Por Luciana Gurgel

Luciana Gurgel

A sigla MAD (louco, em inglês), usada em um novo estudo sobre a tecnologia para batizar mais uma preocupação com a inteligência artificial generativa, traduz bem as apreensões que a rondam. MAD é o acrônimo para Model Autophagy Disorder, ou Transtorno de Autofagia do Modelo, em tradução livre.

Trata-se de uma analogia com a doença da vaca louca, invocada para representar o risco de o conteúdo gerado pelos chatbots ter sua precisão ou diversidade comprometidas à medida que os robôs passam a ser alimentados por mais dados gerados pela própria IA (sintéticos) do que por humanos, distanciando-se da realidade. Isso seria “enlouquecer”.

O trabalho de pesquisadores das universidades Rice e Stanford apontando o risco do “autoconsumo” no treinamento dos modelos de linguagem baseou-se em imagens largamente utilizadas pela mídia e por organizações que adotam IA em processos diversos, como interação com consumidores, recrutamento, relações públicas e marketing.

Mas esse risco se estende a qualquer tipo de conteúdo, segundo o estudo, entrando para a lista de efeitos potenciais indesejados da IA generativa, que podem afetar notadamente o trabalho da imprensa, da comunicação corporativa e a reputação das empresas, tema do novo especial do MediaTalks.

Os autores afirmam que “em breve haverá mais dados sintéticos do que dados reais na internet”. Esse futuro ainda não chegou. Ainda assim, os dados criados pela IA já alimentam os modelos de linguagem mais do que se supõe, por uma série de razões listadas no trabalho.

Uma delas é facilidade e praticidade, especialmente quando há poucos dados reais disponíveis sobre determinado assunto ou grupo social, por exemplo.

Outra razão apontada é que os dados sintéticos melhoram a performance dos sistemas de IA. Em terceiro lugar está a preocupação com a privacidade em aplicações sensíveis, como imagens ou agregação de dados médicos.

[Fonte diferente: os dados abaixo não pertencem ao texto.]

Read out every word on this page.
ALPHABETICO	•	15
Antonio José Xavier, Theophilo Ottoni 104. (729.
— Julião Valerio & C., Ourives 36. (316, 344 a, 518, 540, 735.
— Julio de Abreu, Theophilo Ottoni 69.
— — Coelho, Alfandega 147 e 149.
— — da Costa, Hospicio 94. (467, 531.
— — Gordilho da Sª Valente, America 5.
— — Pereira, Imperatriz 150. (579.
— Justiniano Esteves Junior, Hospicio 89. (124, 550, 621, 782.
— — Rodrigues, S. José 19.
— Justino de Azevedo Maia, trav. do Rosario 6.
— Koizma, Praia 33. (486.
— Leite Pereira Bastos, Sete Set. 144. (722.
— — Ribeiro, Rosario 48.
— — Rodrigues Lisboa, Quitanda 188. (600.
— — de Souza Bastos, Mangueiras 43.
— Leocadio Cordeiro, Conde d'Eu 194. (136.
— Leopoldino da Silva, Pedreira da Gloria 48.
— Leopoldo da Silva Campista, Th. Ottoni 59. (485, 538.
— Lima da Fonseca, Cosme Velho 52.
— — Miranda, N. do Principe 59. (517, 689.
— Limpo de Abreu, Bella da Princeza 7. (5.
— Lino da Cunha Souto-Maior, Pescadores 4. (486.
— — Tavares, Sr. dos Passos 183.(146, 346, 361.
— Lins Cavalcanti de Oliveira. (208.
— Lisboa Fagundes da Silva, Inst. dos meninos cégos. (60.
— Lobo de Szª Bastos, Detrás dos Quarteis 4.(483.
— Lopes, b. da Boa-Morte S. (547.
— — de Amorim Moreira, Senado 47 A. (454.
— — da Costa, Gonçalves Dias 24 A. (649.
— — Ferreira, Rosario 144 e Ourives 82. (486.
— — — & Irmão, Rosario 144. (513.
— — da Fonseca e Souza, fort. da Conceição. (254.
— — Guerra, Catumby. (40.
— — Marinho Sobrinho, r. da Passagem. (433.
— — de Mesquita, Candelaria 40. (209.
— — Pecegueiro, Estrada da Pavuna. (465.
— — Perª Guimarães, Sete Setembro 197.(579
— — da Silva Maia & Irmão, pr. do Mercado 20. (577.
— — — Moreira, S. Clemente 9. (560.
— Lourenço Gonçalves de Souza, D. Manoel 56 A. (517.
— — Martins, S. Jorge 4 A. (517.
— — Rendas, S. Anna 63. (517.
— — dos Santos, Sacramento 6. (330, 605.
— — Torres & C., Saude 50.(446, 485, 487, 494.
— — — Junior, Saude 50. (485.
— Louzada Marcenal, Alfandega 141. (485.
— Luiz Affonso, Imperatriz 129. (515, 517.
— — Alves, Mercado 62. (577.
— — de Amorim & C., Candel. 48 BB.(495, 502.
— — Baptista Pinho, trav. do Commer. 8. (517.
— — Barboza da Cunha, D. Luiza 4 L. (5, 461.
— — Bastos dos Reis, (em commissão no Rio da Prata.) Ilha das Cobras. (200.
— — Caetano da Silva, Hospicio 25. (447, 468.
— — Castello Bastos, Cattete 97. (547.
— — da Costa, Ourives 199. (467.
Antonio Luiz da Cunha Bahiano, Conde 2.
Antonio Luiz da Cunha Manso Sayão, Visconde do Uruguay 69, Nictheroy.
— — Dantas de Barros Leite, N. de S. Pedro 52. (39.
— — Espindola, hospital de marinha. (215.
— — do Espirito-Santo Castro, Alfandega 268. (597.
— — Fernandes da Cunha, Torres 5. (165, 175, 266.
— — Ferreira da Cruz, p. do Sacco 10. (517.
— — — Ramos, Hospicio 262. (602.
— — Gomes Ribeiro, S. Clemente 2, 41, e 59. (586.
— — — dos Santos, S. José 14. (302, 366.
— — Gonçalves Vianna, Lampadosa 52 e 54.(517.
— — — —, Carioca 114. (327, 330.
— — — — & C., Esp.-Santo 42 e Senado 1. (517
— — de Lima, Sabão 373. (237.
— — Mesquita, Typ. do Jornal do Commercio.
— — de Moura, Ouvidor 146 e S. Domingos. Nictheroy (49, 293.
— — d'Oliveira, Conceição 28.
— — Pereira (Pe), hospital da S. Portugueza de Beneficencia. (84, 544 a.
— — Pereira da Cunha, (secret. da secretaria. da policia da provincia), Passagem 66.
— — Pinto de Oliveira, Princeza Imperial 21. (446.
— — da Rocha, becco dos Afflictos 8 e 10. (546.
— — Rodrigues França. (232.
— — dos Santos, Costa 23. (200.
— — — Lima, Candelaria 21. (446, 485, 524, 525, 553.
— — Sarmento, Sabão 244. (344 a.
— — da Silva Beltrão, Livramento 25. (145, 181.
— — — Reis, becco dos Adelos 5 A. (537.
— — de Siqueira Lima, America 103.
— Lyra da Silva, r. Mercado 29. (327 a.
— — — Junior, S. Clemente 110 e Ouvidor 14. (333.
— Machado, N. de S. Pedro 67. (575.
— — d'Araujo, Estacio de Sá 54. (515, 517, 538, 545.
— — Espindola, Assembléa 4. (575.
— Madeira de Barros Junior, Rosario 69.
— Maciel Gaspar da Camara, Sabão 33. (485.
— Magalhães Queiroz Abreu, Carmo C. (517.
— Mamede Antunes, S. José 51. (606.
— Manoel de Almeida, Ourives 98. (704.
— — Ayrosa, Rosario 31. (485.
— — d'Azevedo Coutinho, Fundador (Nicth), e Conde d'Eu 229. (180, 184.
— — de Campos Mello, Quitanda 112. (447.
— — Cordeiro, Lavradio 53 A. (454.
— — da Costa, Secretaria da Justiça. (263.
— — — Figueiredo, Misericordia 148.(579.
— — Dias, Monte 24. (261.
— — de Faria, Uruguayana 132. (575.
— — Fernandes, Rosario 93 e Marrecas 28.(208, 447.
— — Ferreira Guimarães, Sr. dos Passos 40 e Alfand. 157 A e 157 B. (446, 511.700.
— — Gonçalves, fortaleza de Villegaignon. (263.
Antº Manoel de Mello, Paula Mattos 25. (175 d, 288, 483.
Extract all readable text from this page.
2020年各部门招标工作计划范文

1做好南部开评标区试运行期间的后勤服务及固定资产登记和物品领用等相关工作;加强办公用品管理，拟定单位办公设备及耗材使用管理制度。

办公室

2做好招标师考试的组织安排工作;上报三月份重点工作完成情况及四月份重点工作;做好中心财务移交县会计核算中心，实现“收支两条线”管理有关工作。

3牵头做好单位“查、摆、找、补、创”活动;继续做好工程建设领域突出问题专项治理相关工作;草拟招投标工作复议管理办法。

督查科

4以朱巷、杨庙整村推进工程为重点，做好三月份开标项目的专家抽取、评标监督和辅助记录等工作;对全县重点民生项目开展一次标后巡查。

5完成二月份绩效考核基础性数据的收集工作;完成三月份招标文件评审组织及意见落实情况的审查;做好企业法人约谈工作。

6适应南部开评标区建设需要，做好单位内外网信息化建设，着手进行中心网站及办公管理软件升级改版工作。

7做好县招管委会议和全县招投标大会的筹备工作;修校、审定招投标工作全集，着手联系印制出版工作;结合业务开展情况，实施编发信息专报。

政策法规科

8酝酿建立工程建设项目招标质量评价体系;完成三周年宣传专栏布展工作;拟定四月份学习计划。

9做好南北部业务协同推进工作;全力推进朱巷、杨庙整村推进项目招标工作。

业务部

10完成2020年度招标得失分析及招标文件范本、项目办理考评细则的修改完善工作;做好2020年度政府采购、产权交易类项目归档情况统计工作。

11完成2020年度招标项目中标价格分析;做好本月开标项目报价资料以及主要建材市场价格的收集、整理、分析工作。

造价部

Isso faz com que informações artificiais sejam priorizadas, a fim de prevenir questionamentos que podem virar dor de cabeça reputacional ou jurídica.

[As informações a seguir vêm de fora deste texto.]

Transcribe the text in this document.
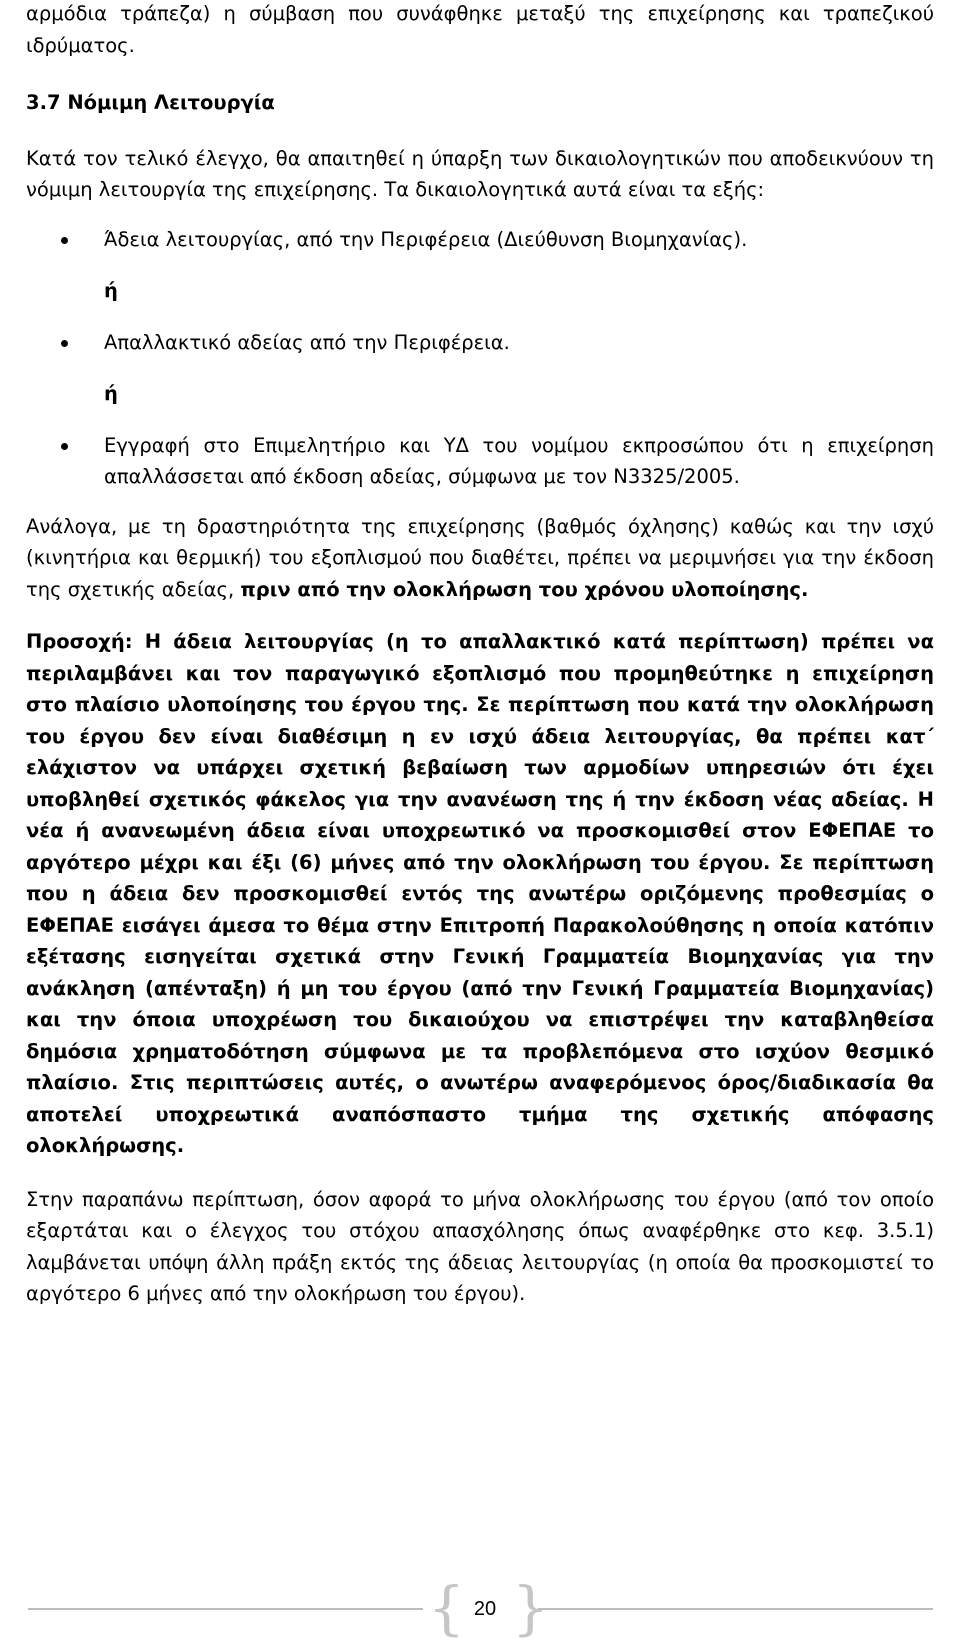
αρμόδια τράπεζα) η σύμβαση που συνάφθηκε μεταξύ της επιχείρησης και τραπεζικού ιδρύματος.

3.7 Νόμιμη Λειτουργία

Κατά τον τελικό έλεγχο, θα απαιτηθεί η ύπαρξη των δικαιολογητικών που αποδεικνύουν τη νόμιμη λειτουργία της επιχείρησης. Τα δικαιολογητικά αυτά είναι τα εξής:

Άδεια λειτουργίας, από την Περιφέρεια (Διεύθυνση Βιομηχανίας).
ή
Απαλλακτικό αδείας από την Περιφέρεια.
ή
Εγγραφή στο Επιμελητήριο και ΥΔ του νομίμου εκπροσώπου ότι η επιχείρηση απαλλάσσεται από έκδοση αδείας, σύμφωνα με τον Ν3325/2005.

Ανάλογα, με τη δραστηριότητα της επιχείρησης (βαθμός όχλησης) καθώς και την ισχύ (κινητήρια και θερμική) του εξοπλισμού που διαθέτει, πρέπει να μεριμνήσει για την έκδοση της σχετικής αδείας, πριν από την ολοκλήρωση του χρόνου υλοποίησης.

Προσοχή: Η άδεια λειτουργίας (η το απαλλακτικό κατά περίπτωση) πρέπει να περιλαμβάνει και τον παραγωγικό εξοπλισμό που προμηθεύτηκε η επιχείρηση στο πλαίσιο υλοποίησης του έργου της. Σε περίπτωση που κατά την ολοκλήρωση του έργου δεν είναι διαθέσιμη η εν ισχύ άδεια λειτουργίας, θα πρέπει κατ΄ ελάχιστον να υπάρχει σχετική βεβαίωση των αρμοδίων υπηρεσιών ότι έχει υποβληθεί σχετικός φάκελος για την ανανέωση της ή την έκδοση νέας αδείας. Η νέα ή ανανεωμένη άδεια είναι υποχρεωτικό να προσκομισθεί στον ΕΦΕΠΑΕ το αργότερο μέχρι και έξι (6) μήνες από την ολοκλήρωση του έργου. Σε περίπτωση που η άδεια δεν προσκομισθεί εντός της ανωτέρω οριζόμενης προθεσμίας ο ΕΦΕΠΑΕ εισάγει άμεσα το θέμα στην Επιτροπή Παρακολούθησης η οποία κατόπιν εξέτασης εισηγείται σχετικά στην Γενική Γραμματεία Βιομηχανίας για την ανάκληση (απένταξη) ή μη του έργου (από την Γενική Γραμματεία Βιομηχανίας) και την όποια υποχρέωση του δικαιούχου να επιστρέψει την καταβληθείσα δημόσια χρηματοδότηση σύμφωνα με τα προβλεπόμενα στο ισχύον θεσμικό πλαίσιο. Στις περιπτώσεις αυτές, ο ανωτέρω αναφερόμενος όρος/διαδικασία θα αποτελεί υποχρεωτικά αναπόσπαστο τμήμα της σχετικής απόφασης ολοκλήρωσης.

Στην παραπάνω περίπτωση, όσον αφορά το μήνα ολοκλήρωσης του έργου (από τον οποίο εξαρτάται και ο έλεγχος του στόχου απασχόλησης όπως αναφέρθηκε στο κεφ. 3.5.1) λαμβάνεται υπόψη άλλη πράξη εκτός της άδειας λειτουργίας (η οποία θα προσκομιστεί το αργότερο 6 μήνες από την ολοκήρωση του έργου).

{ 20 }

Em quarto lugar − e, segundo os pesquisadores, mais importante − vem o fato de que, à medida que os modelos de aprendizagem profunda se agigantam, começa a faltar informação real na internet.

(Crédito: Vectofree)

Nesse contexto, os moderadores humanos que guiam tarefas de aprendizagem supervisionada têm usado cada vez mais conteúdo gerado pela IA para aumentar a sua produtividade e rendimento. Uma das características é que muitas vezes eles têm mais qualidade, o que acaba por reduzir ainda mais a diversidade.

O problema é que essa prática se afasta do padrão de treinamento de IA porque, ao gerar conteúdo em cima de conteúdo, cria-se o chamado loop autófago, ou “autoconsumidor”.

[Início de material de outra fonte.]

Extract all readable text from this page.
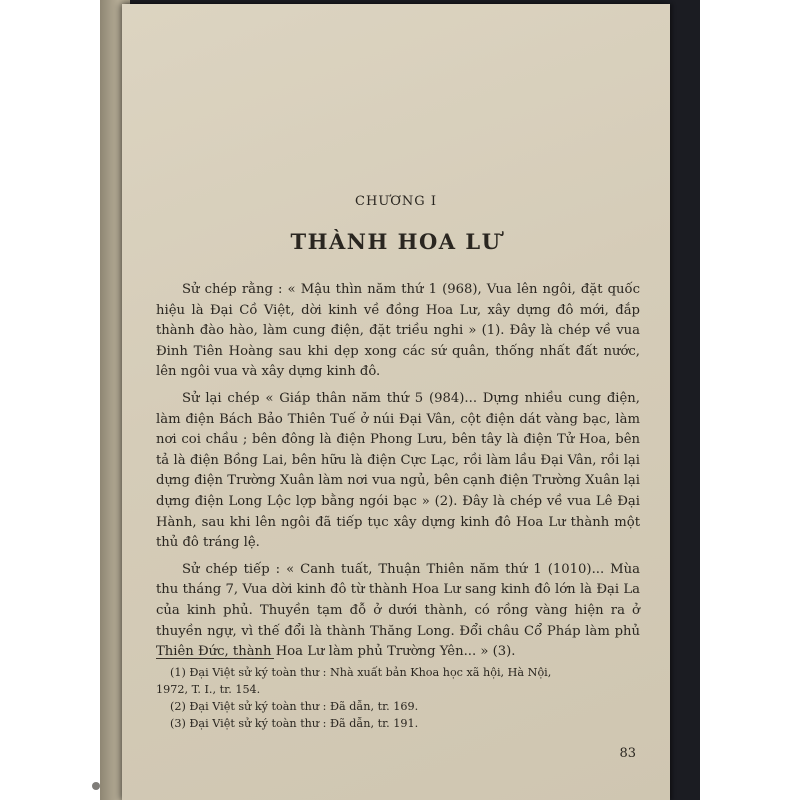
CHƯƠNG I
THÀNH HOA LƯ

Sử chép rằng : « Mậu thìn năm thứ 1 (968), Vua lên ngôi, đặt quốc hiệu là Đại Cồ Việt, dời kinh về đồng Hoa Lư, xây dựng đô mới, đắp thành đào hào, làm cung điện, đặt triều nghi » (1). Đây là chép về vua Đinh Tiên Hoàng sau khi dẹp xong các sứ quân, thống nhất đất nước, lên ngôi vua và xây dựng kinh đô.

Sử lại chép « Giáp thân năm thứ 5 (984)... Dựng nhiều cung điện, làm điện Bách Bảo Thiên Tuế ở núi Đại Vân, cột điện dát vàng bạc, làm nơi coi chầu ; bên đông là điện Phong Lưu, bên tây là điện Tử Hoa, bên tả là điện Bồng Lai, bên hữu là điện Cực Lạc, rồi làm lầu Đại Vân, rồi lại dựng điện Trường Xuân làm nơi vua ngủ, bên cạnh điện Trường Xuân lại dựng điện Long Lộc lợp bằng ngói bạc » (2). Đây là chép về vua Lê Đại Hành, sau khi lên ngôi đã tiếp tục xây dựng kinh đô Hoa Lư thành một thủ đô tráng lệ.

Sử chép tiếp : « Canh tuất, Thuận Thiên năm thứ 1 (1010)... Mùa thu tháng 7, Vua dời kinh đô từ thành Hoa Lư sang kinh đô lớn là Đại La của kinh phủ. Thuyền tạm đỗ ở dưới thành, có rồng vàng hiện ra ở thuyền ngự, vì thế đổi là thành Thăng Long. Đổi châu Cổ Pháp làm phủ Thiên Đức, thành Hoa Lư làm phủ Trường Yên... » (3).

(1) Đại Việt sử ký toàn thư : Nhà xuất bản Khoa học xã hội, Hà Nội,
1972, T. I., tr. 154.
(2) Đại Việt sử ký toàn thư : Đã dẫn, tr. 169.
(3) Đại Việt sử ký toàn thư : Đã dẫn, tr. 191.
83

A comparação com a doença da vaca louca, que provoca comportamentos atípicos em seus portadores, é justificada: em três experimentos diferentes com modelos de loop autófago, reduzindo-se ou eliminando-se os dados reais a cada geração, os novos modelos mostraram-se “fadados a enlouquecer”, segundo os pesquisadores.

A situação se demonstrou mais grave no caso de conteúdos gerados exclusivamente com base em dados sintéticos. Para acalmar os mais assustados, eles asseguram que, ao treinar modelos generativos reais, os profissionais sempre irão preferir “pelo menos alguns dados reais, quando disponíveis”. E quando não estiverem? E se os profissionais não forem tão profissionais ou comprometidos com a ética?

Trazendo a teoria para a prática, o estudo reafirma a tese de que a inteligência artificial é espetacular, útil, transformadora, revolucionária e todos os demais adjetivos que se possa imaginar − mas dispensar o elemento humano tem consequências.

“Se não for controlado, o MAD poderá envenenar a qualidade e a diversidade dos dados de toda a internet”, dizem os autores na conclusão.

Ao reconhecer que traçaram um cenário apocalíptico, eles alertam que o caos pode ser evitado por meio de ações como moderar o uso de dados sintéticos e tomar muito cuidado quando não houver um conjunto de dados reais disponível, “para evitar a loucura no futuro”.